Astronaut Mark Kelly, husband of wounded Representative Gabrielle Giffords, was scheduled to fly aerobatics in a P-51 Mustang in the Reno air show on Saturday, a Giffords' spokesman said.

The plane is the same model as the vintage World War II fighter plane dubbed the Galloping Ghost that crashed into the audience on Friday, killing nine people and injuring more than 50 others, Giffords' spokesman Mark Kimble told Reuters.

Kelly was in Reno the day of the deadly accident, but Kindle said he was making his way back to Houston after the plane crash resulted in the cancellation of the races, originally scheduled to run through the weekend.
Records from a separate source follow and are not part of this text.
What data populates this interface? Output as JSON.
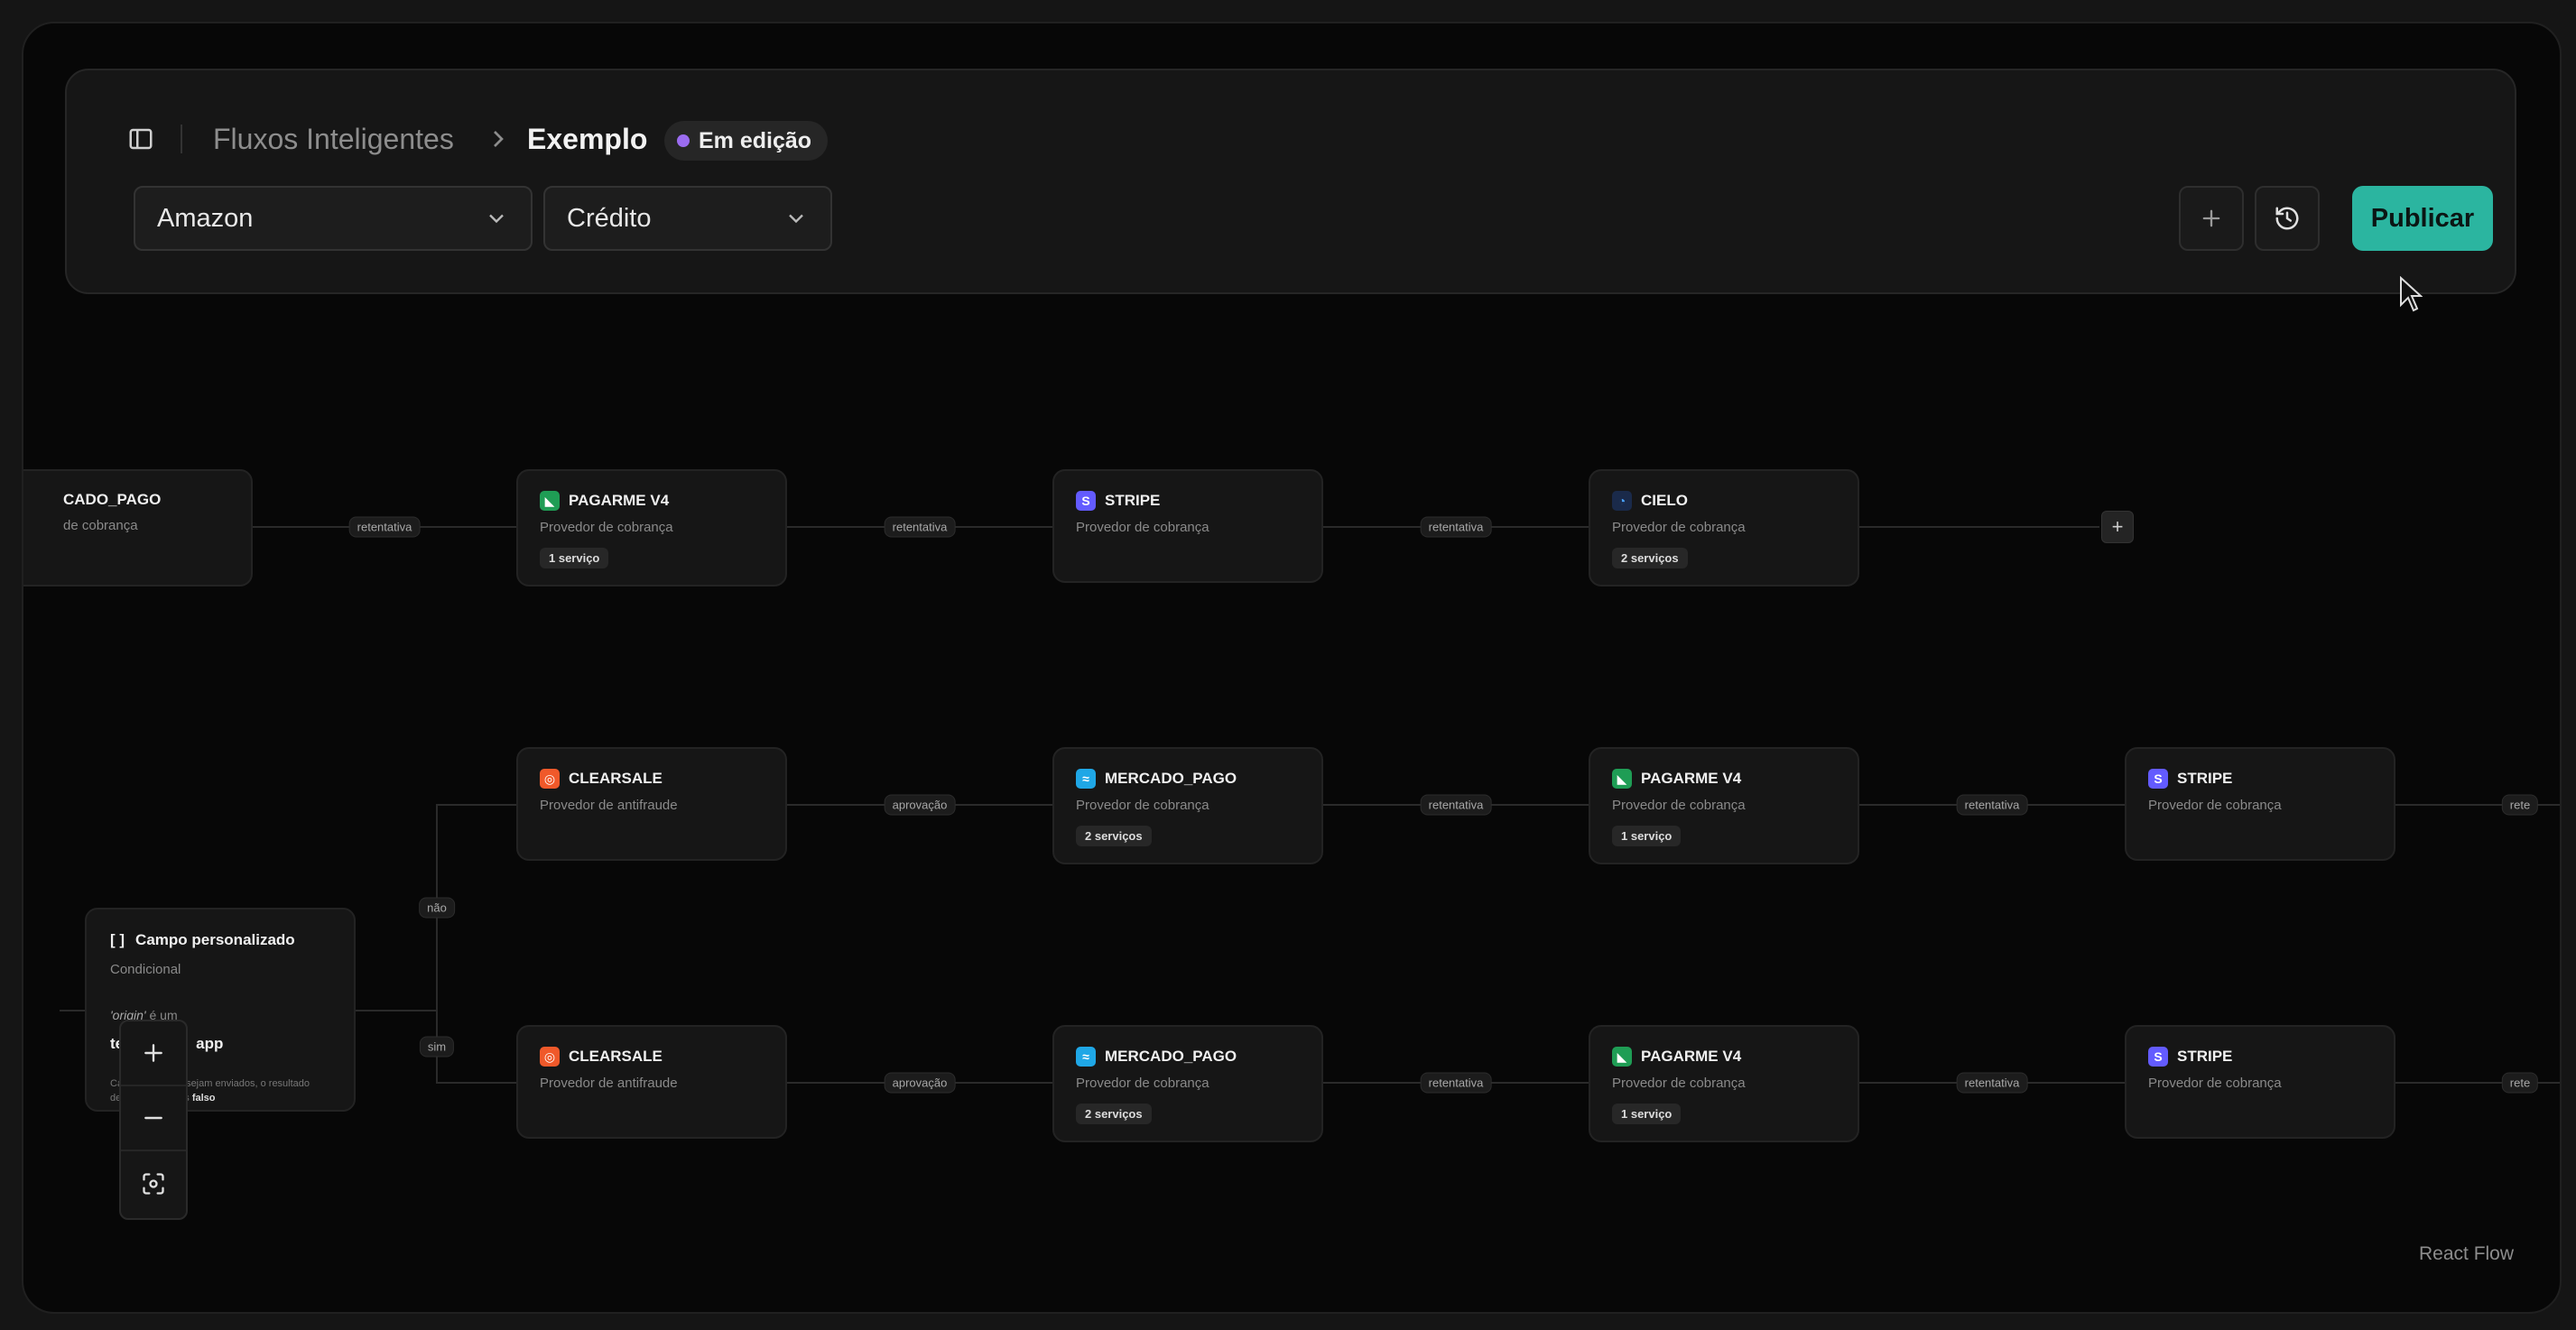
{
  "header": {
    "breadcrumb_root": "Fluxos Inteligentes",
    "breadcrumb_current": "Exemplo",
    "status_badge": "Em edição",
    "merchant_select": "Amazon",
    "method_select": "Crédito",
    "publish_label": "Publicar"
  },
  "flow": {
    "top_row": [
      {
        "title": "MERCADO_PAGO",
        "title_visible": "CADO_PAGO",
        "subtitle_visible": "de cobrança",
        "logo": "mercadopago-logo"
      },
      {
        "title": "PAGARME V4",
        "subtitle": "Provedor de cobrança",
        "badge": "1 serviço",
        "logo": "pagarme-logo"
      },
      {
        "title": "STRIPE",
        "subtitle": "Provedor de cobrança",
        "badge": "",
        "logo": "stripe-logo"
      },
      {
        "title": "CIELO",
        "subtitle": "Provedor de cobrança",
        "badge": "2 serviços",
        "logo": "cielo-logo"
      }
    ],
    "middle_row": [
      {
        "title": "CLEARSALE",
        "subtitle": "Provedor de antifraude",
        "badge": "",
        "logo": "clearsale-logo"
      },
      {
        "title": "MERCADO_PAGO",
        "subtitle": "Provedor de cobrança",
        "badge": "2 serviços",
        "logo": "mercadopago-logo"
      },
      {
        "title": "PAGARME V4",
        "subtitle": "Provedor de cobrança",
        "badge": "1 serviço",
        "logo": "pagarme-logo"
      },
      {
        "title": "STRIPE",
        "subtitle": "Provedor de cobrança",
        "badge": "",
        "logo": "stripe-logo"
      }
    ],
    "bottom_row": [
      {
        "title": "CLEARSALE",
        "subtitle": "Provedor de antifraude",
        "badge": "",
        "logo": "clearsale-logo"
      },
      {
        "title": "MERCADO_PAGO",
        "subtitle": "Provedor de cobrança",
        "badge": "2 serviços",
        "logo": "mercadopago-logo"
      },
      {
        "title": "PAGARME V4",
        "subtitle": "Provedor de cobrança",
        "badge": "1 serviço",
        "logo": "pagarme-logo"
      },
      {
        "title": "STRIPE",
        "subtitle": "Provedor de cobrança",
        "badge": "",
        "logo": "stripe-logo"
      }
    ],
    "edge_labels": {
      "retry": "retentativa",
      "retry_truncated": "rete",
      "approval": "aprovação",
      "no": "não",
      "yes": "sim"
    },
    "conditional_node": {
      "title_icon": "[ ]",
      "title": "Campo personalizado",
      "subtitle": "Condicional",
      "expr_field": "'origin'",
      "expr_op": " é um",
      "value_visible_a": "te",
      "value_visible_b": "app",
      "note_a": "Ca",
      "note_b": "sejam enviados, o resultado",
      "note_c": "de",
      "note_d": "s",
      "note_bold": "falso"
    }
  },
  "footer": {
    "attribution": "React Flow"
  },
  "colors": {
    "accent": "#2bb5a0",
    "edit_dot": "#9b6cf0",
    "pagarme": "#1f9d55",
    "stripe": "#635bff",
    "cielo": "#1f6fd1",
    "clearsale": "#f0592a",
    "mercadopago": "#1fa7e6"
  }
}
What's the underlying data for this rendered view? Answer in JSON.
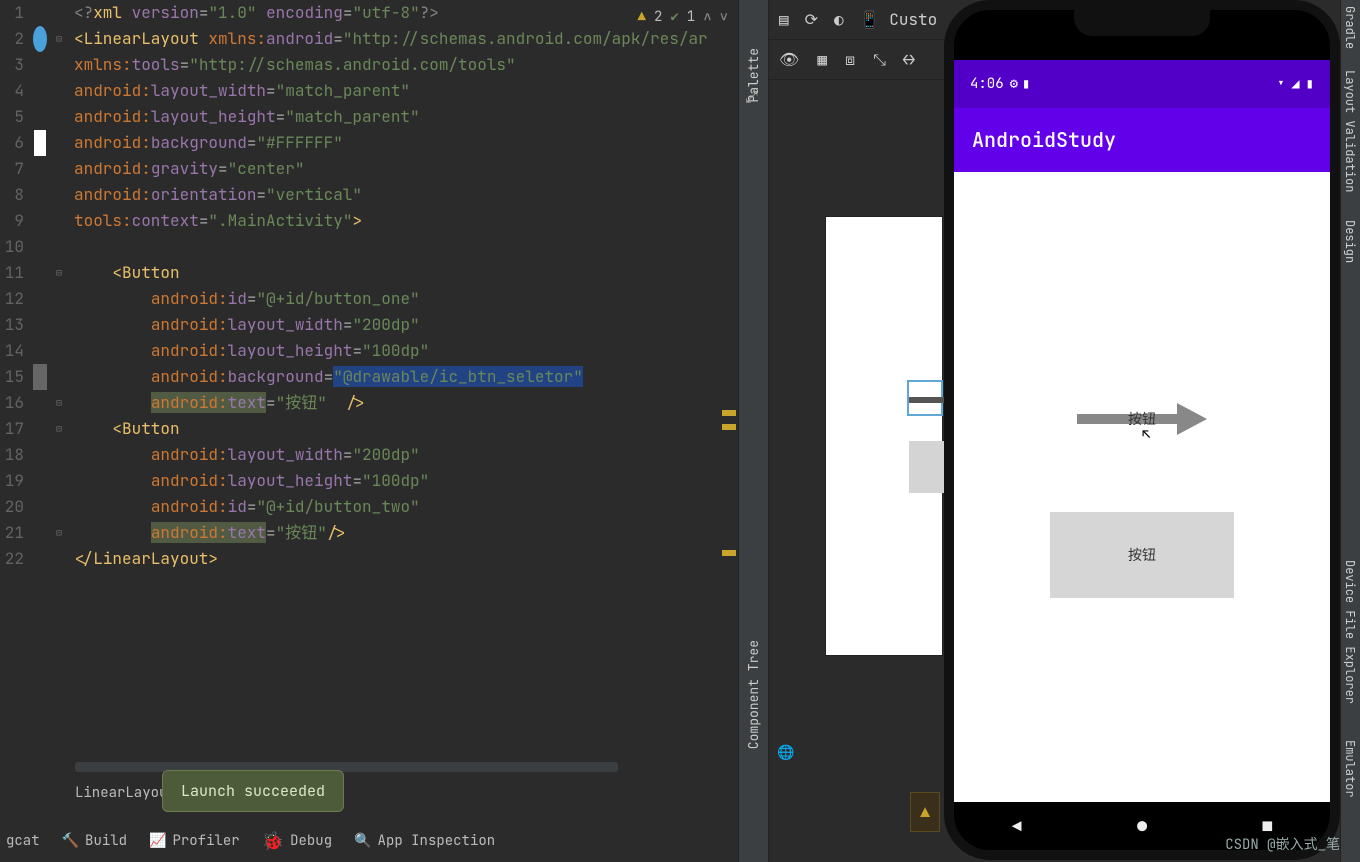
{
  "editor": {
    "corner": {
      "warn_count": "2",
      "pass_count": "1"
    },
    "tab": "LinearLayou",
    "toast": "Launch succeeded",
    "scrollbar_hint": "",
    "lines": [
      {
        "n": 1,
        "html": "<span class='c'>&lt;?</span><span class='t'>xml</span> <span class='pn'>version</span>=<span class='s'>\"1.0\"</span> <span class='pn'>encoding</span>=<span class='s'>\"utf-8\"</span><span class='c'>?&gt;</span>"
      },
      {
        "n": 2,
        "icon": "circle",
        "fold": "⊟",
        "html": "<span class='t'>&lt;LinearLayout</span> <span class='p'>xmlns:</span><span class='pn'>android</span>=<span class='s'>\"http://schemas.android.com/apk/res/ar</span>"
      },
      {
        "n": 3,
        "html": "<span class='p'>xmlns:</span><span class='pn'>tools</span>=<span class='s'>\"http://schemas.android.com/tools\"</span>"
      },
      {
        "n": 4,
        "html": "<span class='p'>android:</span><span class='pn'>layout_width</span>=<span class='s'>\"match_parent\"</span>"
      },
      {
        "n": 5,
        "html": "<span class='p'>android:</span><span class='pn'>layout_height</span>=<span class='s'>\"match_parent\"</span>"
      },
      {
        "n": 6,
        "icon": "color",
        "html": "<span class='p'>android:</span><span class='pn'>background</span>=<span class='s'>\"#FFFFFF\"</span>"
      },
      {
        "n": 7,
        "html": "<span class='p'>android:</span><span class='pn'>gravity</span>=<span class='s'>\"center\"</span>"
      },
      {
        "n": 8,
        "html": "<span class='p'>android:</span><span class='pn'>orientation</span>=<span class='s'>\"vertical\"</span>"
      },
      {
        "n": 9,
        "html": "<span class='p'>tools:</span><span class='pn'>context</span>=<span class='s'>\".MainActivity\"</span><span class='t'>&gt;</span>"
      },
      {
        "n": 10,
        "html": ""
      },
      {
        "n": 11,
        "fold": "⊟",
        "html": "    <span class='t'>&lt;Button</span>"
      },
      {
        "n": 12,
        "html": "        <span class='p'>android:</span><span class='pn'>id</span>=<span class='s'>\"@+id/button_one\"</span>"
      },
      {
        "n": 13,
        "html": "        <span class='p'>android:</span><span class='pn'>layout_width</span>=<span class='s'>\"200dp\"</span>"
      },
      {
        "n": 14,
        "html": "        <span class='p'>android:</span><span class='pn'>layout_height</span>=<span class='s'>\"100dp\"</span>"
      },
      {
        "n": 15,
        "icon": "img",
        "html": "        <span class='p'>android:</span><span class='pn'>background</span>=<span class='pic hl s'>\"@drawable/ic_btn_seletor\"</span>"
      },
      {
        "n": 16,
        "fold": "⊟",
        "html": "        <span class='hl'><span class='p'>android:</span><span class='pn'>text</span></span>=<span class='s'>\"按钮\"</span>  <span class='t'>/&gt;</span>"
      },
      {
        "n": 17,
        "fold": "⊟",
        "html": "    <span class='t'>&lt;Button</span>"
      },
      {
        "n": 18,
        "html": "        <span class='p'>android:</span><span class='pn'>layout_width</span>=<span class='s'>\"200dp\"</span>"
      },
      {
        "n": 19,
        "html": "        <span class='p'>android:</span><span class='pn'>layout_height</span>=<span class='s'>\"100dp\"</span>"
      },
      {
        "n": 20,
        "html": "        <span class='p'>android:</span><span class='pn'>id</span>=<span class='s'>\"@+id/button_two\"</span>"
      },
      {
        "n": 21,
        "fold": "⊟",
        "html": "        <span class='hl'><span class='p'>android:</span><span class='pn'>text</span></span>=<span class='s'>\"按钮\"</span><span class='t'>/&gt;</span>"
      },
      {
        "n": 22,
        "html": "<span class='t'>&lt;/LinearLayout&gt;</span>"
      }
    ]
  },
  "bottom_tools": {
    "logcat": "gcat",
    "build": "Build",
    "profiler": "Profiler",
    "debug": "Debug",
    "app_inspection": "App Inspection"
  },
  "palette": {
    "label": "Palette",
    "tree_label": "Component Tree"
  },
  "designer": {
    "custom": "Custo",
    "icons": [
      "layers",
      "rotate",
      "dark",
      "phone"
    ]
  },
  "emulator": {
    "time": "4:06",
    "app_title": "AndroidStudy",
    "btn1_text": "按钮",
    "btn2_text": "按钮",
    "nav": [
      "◀",
      "●",
      "■"
    ]
  },
  "right_panels": [
    "Gradle",
    "Layout Validation",
    "Design",
    "Device File Explorer",
    "Emulator"
  ],
  "watermark": "CSDN @嵌入式_笔记"
}
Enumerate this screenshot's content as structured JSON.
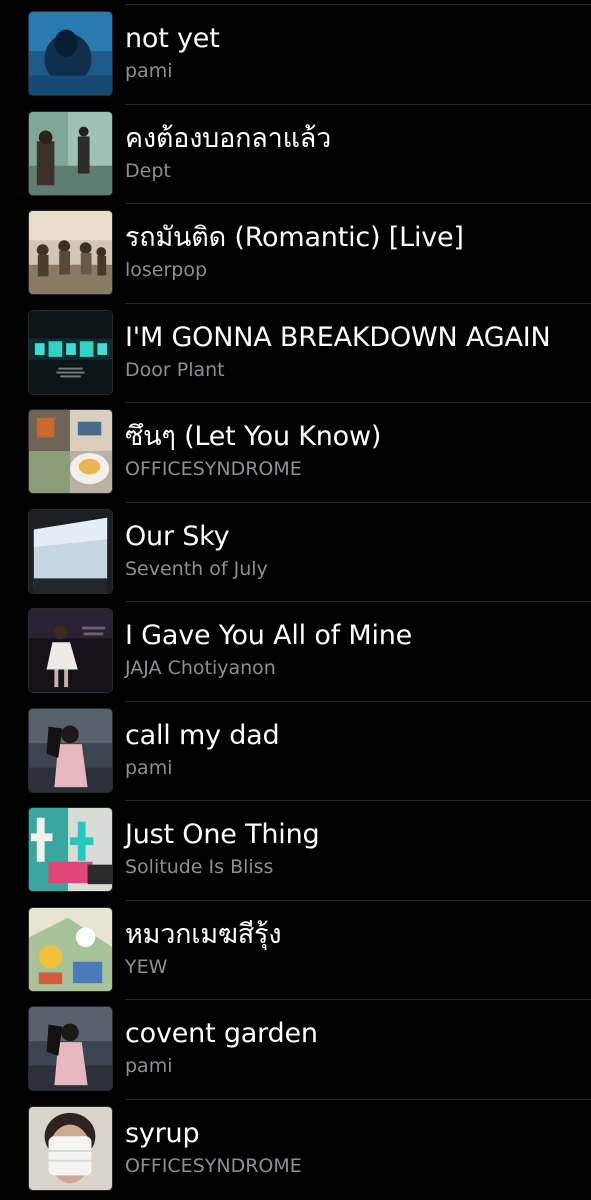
{
  "songs": [
    {
      "title": "not yet",
      "artist": "pami",
      "artwork": "album-art-blue-portrait"
    },
    {
      "title": "คงต้องบอกลาแล้ว",
      "artist": "Dept",
      "artwork": "album-art-green-room"
    },
    {
      "title": "รถมันติด (Romantic) [Live]",
      "artist": "loserpop",
      "artwork": "album-art-band-live"
    },
    {
      "title": "I'M GONNA BREAKDOWN AGAIN",
      "artist": "Door Plant",
      "artwork": "album-art-dark-teal-text"
    },
    {
      "title": "ซึนๆ (Let You Know)",
      "artist": "OFFICESYNDROME",
      "artwork": "album-art-collage-food"
    },
    {
      "title": "Our Sky",
      "artist": "Seventh of July",
      "artwork": "album-art-sky-building"
    },
    {
      "title": "I Gave You All of Mine",
      "artist": "JAJA Chotiyanon",
      "artwork": "album-art-dancer-dark"
    },
    {
      "title": "call my dad",
      "artist": "pami",
      "artwork": "album-art-girl-pink"
    },
    {
      "title": "Just One Thing",
      "artist": "Solitude Is Bliss",
      "artwork": "album-art-teal-graffiti"
    },
    {
      "title": "หมวกเมฆสีรุ้ง",
      "artist": "YEW",
      "artwork": "album-art-illustrated-collage"
    },
    {
      "title": "covent garden",
      "artist": "pami",
      "artwork": "album-art-girl-pink"
    },
    {
      "title": "syrup",
      "artist": "OFFICESYNDROME",
      "artwork": "album-art-masked-face"
    }
  ]
}
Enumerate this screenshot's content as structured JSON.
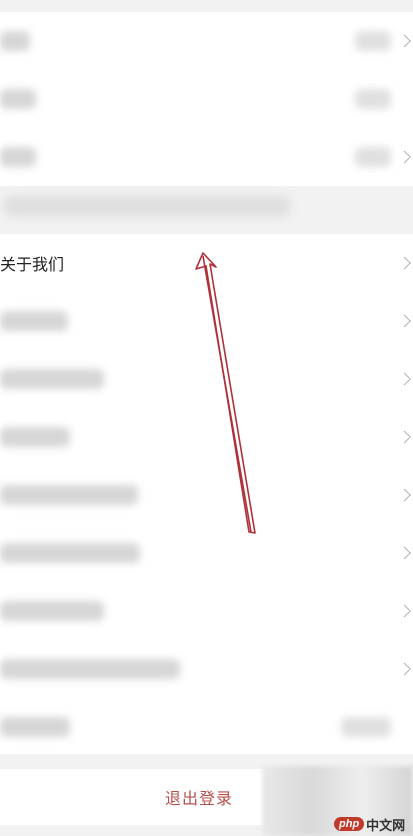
{
  "settings": {
    "about_label": "关于我们",
    "logout_label": "退出登录"
  },
  "watermark": {
    "badge": "php",
    "site": "中文网"
  },
  "annotation_color": "#b0303a"
}
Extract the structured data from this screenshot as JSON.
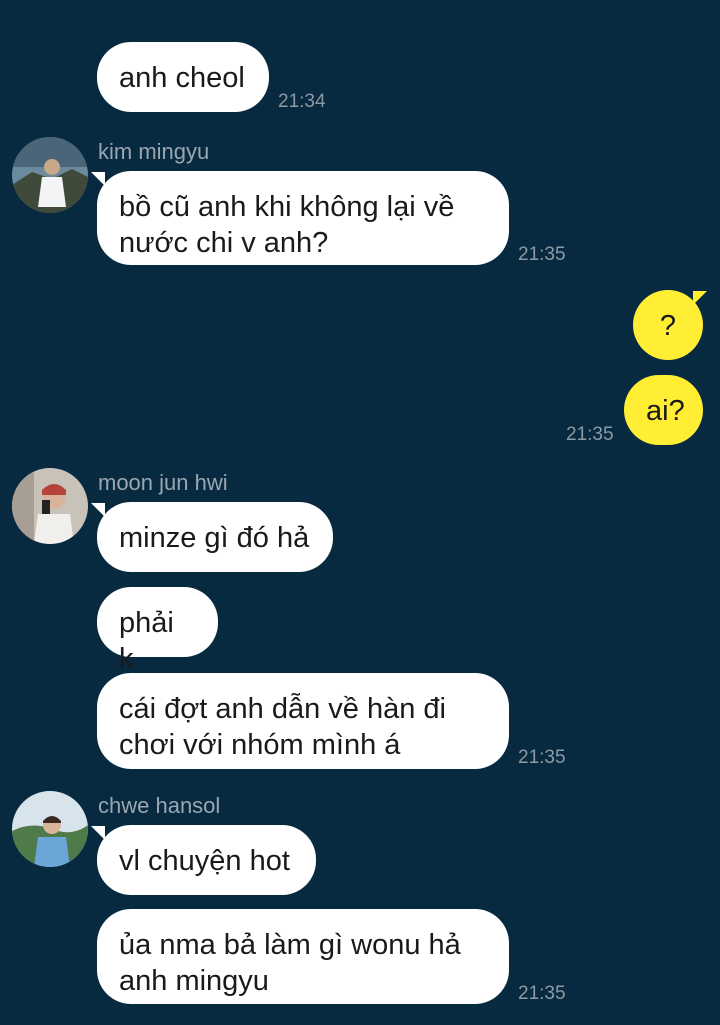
{
  "messages": {
    "m1": {
      "text": "anh cheol",
      "time": "21:34"
    },
    "g1": {
      "sender": "kim mingyu",
      "m1": "bồ cũ anh khi không lại về\nnước chi v anh?",
      "time": "21:35"
    },
    "mine": {
      "m1": "?",
      "m2": "ai?",
      "time": "21:35"
    },
    "g2": {
      "sender": "moon jun hwi",
      "m1": "minze gì đó hả",
      "m2": "phải k",
      "m3": "cái đợt anh dẫn về hàn đi\nchơi với nhóm mình á",
      "time": "21:35"
    },
    "g3": {
      "sender": "chwe hansol",
      "m1": "vl chuyện hot",
      "m2": "ủa nma bả làm gì wonu hả\nanh mingyu",
      "time": "21:35"
    }
  },
  "colors": {
    "background": "#072a40",
    "incoming_bubble": "#ffffff",
    "outgoing_bubble": "#ffee33",
    "timestamp": "#8d99a3",
    "sender_name": "#9aa6b0"
  },
  "icons": [
    "avatar-kim-mingyu",
    "avatar-moon-jun-hwi",
    "avatar-chwe-hansol"
  ]
}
National Transportation Safety Board officials arrived in Reno on Saturday morning to determine the cause of the crash.

The Reno investigation began on the same day that another vintage aircraft, a T-28, crashed in a fireball at a Martinsburg, West Virginia air show, killing the pilot.

The Reno and West Virginia crashes are the latest in a spate of fatal air show accidents in the last two months.

Last month, the pilot of an aerobatic airplane died in a fiery crash in front of onlookers at a weekend air show in Kansas City.

In Michigan last month a wingwalker at an air show near Detroit also plunged about 200 feet to his death as he tried to climb onto a helicopter in midair.